Section of Emergency Medicine; Section of Pulmonary and Critical Care, Department of Medicine, Louisiana State University School of Medicine, New Orleans, Louisiana.
J Emerg Med. 2017 Mar;52(3):324-331. doi: 10.1016/j.jemermed.2016.11.013. Epub 2016 Dec 12.
Many emergency physicians gain familiarity with the laryngeal anatomy only during the brief view achieved during rapid sequence induction and intubation. Awake laryngoscopy in the emergency department (ED) is an important and clinically underutilized procedure.

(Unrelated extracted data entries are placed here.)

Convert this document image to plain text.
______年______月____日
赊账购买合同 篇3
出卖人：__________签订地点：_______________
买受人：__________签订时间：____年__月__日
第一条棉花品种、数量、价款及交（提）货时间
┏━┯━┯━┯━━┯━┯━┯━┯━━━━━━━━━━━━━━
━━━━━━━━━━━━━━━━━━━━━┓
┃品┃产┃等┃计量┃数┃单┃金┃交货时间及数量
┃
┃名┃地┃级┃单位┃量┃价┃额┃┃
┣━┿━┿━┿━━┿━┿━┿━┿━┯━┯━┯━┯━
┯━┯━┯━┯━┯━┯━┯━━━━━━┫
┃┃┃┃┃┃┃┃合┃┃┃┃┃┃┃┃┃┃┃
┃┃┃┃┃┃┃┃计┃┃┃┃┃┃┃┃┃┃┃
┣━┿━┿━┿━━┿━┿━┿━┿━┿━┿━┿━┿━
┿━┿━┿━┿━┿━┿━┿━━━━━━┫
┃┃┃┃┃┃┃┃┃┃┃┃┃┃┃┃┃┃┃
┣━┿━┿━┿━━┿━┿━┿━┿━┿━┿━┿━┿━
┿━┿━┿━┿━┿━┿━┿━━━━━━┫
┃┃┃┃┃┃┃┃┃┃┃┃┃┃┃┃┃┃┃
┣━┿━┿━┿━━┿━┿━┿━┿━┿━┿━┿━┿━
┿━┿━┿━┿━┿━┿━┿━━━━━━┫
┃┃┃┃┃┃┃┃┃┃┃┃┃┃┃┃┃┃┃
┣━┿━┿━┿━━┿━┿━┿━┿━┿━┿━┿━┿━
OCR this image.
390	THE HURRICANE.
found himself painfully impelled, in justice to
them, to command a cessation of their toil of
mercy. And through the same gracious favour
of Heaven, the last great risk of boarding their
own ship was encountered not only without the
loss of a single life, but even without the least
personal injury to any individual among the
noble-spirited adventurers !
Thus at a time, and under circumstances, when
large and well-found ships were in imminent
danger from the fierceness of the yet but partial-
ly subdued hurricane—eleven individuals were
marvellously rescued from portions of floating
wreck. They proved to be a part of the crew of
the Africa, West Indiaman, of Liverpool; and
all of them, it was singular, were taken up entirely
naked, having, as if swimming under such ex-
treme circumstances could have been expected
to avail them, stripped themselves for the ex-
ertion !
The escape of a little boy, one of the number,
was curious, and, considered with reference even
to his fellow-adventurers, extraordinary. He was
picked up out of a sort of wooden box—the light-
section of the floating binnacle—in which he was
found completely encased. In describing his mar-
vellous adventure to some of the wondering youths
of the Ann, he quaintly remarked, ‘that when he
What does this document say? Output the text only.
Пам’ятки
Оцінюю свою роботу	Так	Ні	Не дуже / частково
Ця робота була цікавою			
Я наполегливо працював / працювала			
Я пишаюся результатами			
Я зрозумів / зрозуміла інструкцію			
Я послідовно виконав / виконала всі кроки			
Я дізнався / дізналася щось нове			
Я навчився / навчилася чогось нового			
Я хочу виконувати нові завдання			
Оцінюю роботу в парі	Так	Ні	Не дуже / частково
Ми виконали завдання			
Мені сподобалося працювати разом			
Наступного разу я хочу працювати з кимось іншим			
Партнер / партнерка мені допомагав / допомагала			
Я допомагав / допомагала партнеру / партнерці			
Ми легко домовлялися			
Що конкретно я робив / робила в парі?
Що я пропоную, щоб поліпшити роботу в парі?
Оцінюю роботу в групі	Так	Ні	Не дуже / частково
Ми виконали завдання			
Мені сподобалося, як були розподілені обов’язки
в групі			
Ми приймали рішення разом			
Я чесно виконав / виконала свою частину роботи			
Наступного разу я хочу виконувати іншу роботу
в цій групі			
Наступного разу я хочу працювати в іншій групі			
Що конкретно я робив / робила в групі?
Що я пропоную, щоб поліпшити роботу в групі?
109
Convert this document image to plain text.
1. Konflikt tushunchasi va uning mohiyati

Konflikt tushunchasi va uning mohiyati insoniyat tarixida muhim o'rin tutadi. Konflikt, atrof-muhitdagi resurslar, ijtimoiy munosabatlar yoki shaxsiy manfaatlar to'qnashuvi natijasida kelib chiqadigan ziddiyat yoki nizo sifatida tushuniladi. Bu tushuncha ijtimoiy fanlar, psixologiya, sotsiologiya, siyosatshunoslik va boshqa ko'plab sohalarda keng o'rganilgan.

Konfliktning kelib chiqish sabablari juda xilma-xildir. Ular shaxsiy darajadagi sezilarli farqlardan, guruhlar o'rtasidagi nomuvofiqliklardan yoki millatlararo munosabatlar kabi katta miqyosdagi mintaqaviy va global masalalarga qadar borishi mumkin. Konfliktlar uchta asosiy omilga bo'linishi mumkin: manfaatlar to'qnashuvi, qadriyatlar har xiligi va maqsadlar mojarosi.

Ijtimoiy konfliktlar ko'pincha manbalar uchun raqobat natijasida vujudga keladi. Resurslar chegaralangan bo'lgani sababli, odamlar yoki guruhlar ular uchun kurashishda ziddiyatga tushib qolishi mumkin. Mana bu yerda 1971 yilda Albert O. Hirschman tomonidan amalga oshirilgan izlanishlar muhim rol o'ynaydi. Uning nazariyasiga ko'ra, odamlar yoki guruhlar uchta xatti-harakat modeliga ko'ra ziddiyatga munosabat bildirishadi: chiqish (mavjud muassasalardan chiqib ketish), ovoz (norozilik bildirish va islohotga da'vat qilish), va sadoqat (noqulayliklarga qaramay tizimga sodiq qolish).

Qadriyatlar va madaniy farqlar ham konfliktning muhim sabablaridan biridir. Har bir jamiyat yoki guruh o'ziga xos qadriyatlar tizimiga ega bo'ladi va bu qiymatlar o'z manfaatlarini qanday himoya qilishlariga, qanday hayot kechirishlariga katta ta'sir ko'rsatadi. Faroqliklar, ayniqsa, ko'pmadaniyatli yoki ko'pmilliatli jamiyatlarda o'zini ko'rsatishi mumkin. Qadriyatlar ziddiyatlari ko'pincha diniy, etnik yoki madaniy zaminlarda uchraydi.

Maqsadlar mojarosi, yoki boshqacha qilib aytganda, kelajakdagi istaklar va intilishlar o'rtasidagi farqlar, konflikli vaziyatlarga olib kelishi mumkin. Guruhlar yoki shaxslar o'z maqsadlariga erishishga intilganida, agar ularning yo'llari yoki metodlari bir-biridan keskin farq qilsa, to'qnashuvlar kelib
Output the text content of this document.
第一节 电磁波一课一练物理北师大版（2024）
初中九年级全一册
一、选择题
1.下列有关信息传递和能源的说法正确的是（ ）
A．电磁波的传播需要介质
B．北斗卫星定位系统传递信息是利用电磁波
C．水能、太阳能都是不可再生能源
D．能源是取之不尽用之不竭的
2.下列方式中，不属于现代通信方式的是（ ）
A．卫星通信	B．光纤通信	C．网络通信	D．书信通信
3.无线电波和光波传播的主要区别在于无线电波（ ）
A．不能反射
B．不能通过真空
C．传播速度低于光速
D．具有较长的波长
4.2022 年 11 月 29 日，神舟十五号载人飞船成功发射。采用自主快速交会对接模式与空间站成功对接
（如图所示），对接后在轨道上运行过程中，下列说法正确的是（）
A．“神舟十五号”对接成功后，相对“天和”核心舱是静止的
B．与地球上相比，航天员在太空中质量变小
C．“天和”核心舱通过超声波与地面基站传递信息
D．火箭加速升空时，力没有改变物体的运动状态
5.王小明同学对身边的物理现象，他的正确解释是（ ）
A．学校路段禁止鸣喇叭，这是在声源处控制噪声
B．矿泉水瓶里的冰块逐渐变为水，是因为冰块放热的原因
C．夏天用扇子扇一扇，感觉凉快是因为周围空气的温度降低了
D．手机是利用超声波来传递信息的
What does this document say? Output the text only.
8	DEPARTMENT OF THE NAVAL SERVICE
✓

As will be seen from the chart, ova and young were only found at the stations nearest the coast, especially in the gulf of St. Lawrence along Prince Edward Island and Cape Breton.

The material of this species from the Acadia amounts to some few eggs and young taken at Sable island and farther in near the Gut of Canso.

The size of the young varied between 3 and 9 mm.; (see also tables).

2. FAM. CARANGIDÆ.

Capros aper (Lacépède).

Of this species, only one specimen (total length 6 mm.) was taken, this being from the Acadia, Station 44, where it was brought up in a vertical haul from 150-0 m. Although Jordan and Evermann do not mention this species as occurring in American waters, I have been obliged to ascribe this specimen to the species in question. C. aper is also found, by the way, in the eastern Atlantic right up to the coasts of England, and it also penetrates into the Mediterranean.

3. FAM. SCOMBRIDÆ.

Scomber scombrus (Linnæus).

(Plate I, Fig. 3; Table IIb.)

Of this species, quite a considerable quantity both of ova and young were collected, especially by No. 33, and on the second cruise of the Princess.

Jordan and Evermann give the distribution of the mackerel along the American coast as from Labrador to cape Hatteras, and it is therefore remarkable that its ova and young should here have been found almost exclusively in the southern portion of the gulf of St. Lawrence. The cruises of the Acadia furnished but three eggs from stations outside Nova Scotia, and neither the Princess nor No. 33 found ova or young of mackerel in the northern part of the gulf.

Providing benefit to the emergency physician through a slow, controlled, and deliberate examination of the airway, awake laryngoscopy facilitates confidence in the high-risk airway and eases the evolution to intubation, should it be required. Emergency physicians possess all the tools and skills required to effectively perform this procedure, through either the flexible endoscopic or rigid approaches. The procedure can be conducted utilizing local anesthesia with or without mild sedation, such that patients protect their airway.
We discuss two clinical scenarios, indications/contraindications, patient selection, and steps to performing two approaches to awake laryngoscopy in the ED.
许多急诊医生仅在快速顺序诱导插管过程中短暂观察时才熟悉喉部解剖结构。急诊科的清醒喉镜检查是一项重要但临床应用不足的操作。
清醒喉镜检查通过对气道进行缓慢、可控且审慎的检查,为急诊医生带来益处,有助于增强对高风险气道的信心,并在必要时便于顺利进行插管。急诊医生具备通过软性内镜或硬性内镜方法有效实施该操作所需的所有工具和技能。该操作可在使用或不使用轻度镇静的局部麻醉下进行,以便患者保护气道。
我们讨论了两种临床场景、适应证/禁忌证、患者选择以及在急诊科进行两种清醒喉镜检查方法的步骤。